The book summarizes research that Kahneman conducted over decades, often in collaboration with Amos Tversky. It covers all three phases of his career: his early days working on cognitive biases, his work on prospect theory, and his later work on happiness.

The central thesis is a dichotomy between two modes of thought: "System 1" is fast, instinctive and emotional; "System 2" is slower, more deliberative, and more logical. The book delineates cognitive biases associated with each type of thinking, starting with Kahneman's own research on loss aversion. From framing choices to people's tendency to replace a difficult question with one which is easy-to-answer; the book highlights several decades of academic research to suggest that people place too much confidence in human judgement.

Kahneman developed prospect theory, the basis for his Nobel prize, to account for experimental errors he noticed in Daniel Bernoulli's traditional utility theory. According to Kahneman, Utility Theory makes logical assumptions of economic rationality that do not reflect people's actual choices, and does not take into account cognitive biases.
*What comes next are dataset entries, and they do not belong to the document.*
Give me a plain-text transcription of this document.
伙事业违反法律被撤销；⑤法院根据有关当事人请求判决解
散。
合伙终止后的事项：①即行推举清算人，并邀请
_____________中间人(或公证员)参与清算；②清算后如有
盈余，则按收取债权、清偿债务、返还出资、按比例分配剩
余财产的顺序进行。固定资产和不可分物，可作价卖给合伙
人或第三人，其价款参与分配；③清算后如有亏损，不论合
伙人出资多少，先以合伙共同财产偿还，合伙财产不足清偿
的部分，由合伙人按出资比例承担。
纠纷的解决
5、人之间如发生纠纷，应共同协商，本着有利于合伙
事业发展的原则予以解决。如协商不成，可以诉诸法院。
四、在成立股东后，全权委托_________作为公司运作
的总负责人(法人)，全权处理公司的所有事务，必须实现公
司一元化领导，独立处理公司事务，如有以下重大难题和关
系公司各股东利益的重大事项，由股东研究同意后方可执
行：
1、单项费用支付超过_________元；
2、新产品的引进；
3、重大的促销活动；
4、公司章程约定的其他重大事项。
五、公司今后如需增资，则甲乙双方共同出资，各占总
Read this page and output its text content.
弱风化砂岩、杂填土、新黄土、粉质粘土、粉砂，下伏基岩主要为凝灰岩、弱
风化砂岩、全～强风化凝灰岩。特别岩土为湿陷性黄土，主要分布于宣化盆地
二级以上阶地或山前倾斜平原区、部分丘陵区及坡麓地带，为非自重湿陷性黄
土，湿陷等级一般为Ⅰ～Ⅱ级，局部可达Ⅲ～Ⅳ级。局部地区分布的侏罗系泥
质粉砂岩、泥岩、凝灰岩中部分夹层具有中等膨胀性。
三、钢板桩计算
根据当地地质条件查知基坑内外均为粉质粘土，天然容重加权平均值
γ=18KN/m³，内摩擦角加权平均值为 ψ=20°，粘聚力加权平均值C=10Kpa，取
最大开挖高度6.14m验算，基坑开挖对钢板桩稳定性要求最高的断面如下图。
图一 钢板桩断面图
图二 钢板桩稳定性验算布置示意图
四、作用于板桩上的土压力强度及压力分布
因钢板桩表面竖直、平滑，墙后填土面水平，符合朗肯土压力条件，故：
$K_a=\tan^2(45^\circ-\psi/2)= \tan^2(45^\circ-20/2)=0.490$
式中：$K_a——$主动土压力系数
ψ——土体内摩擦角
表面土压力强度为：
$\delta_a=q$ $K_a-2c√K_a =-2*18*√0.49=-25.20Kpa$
One example is that people are loss-averse: they are more likely to act to avert a loss than to achieve a gain. Another example is that the value people place on a change in probability (e.g., of winning something) depends on the reference point: people appear to place greater value on a change from 0% to 10% (going from impossibility to possibility) than from, say, 45% to 55%, and they place the greatest value of all on a change from 90% to 100% (going from possibility to certainty). This occurs despite the fact that under traditional utility theory all three changes give the same increase in utility. Consistent with loss-aversion, the order of the first and third of those is reversed when the event is presented as losing rather than winning something: there, the greatest value is placed on eliminating the probability of a loss to 0.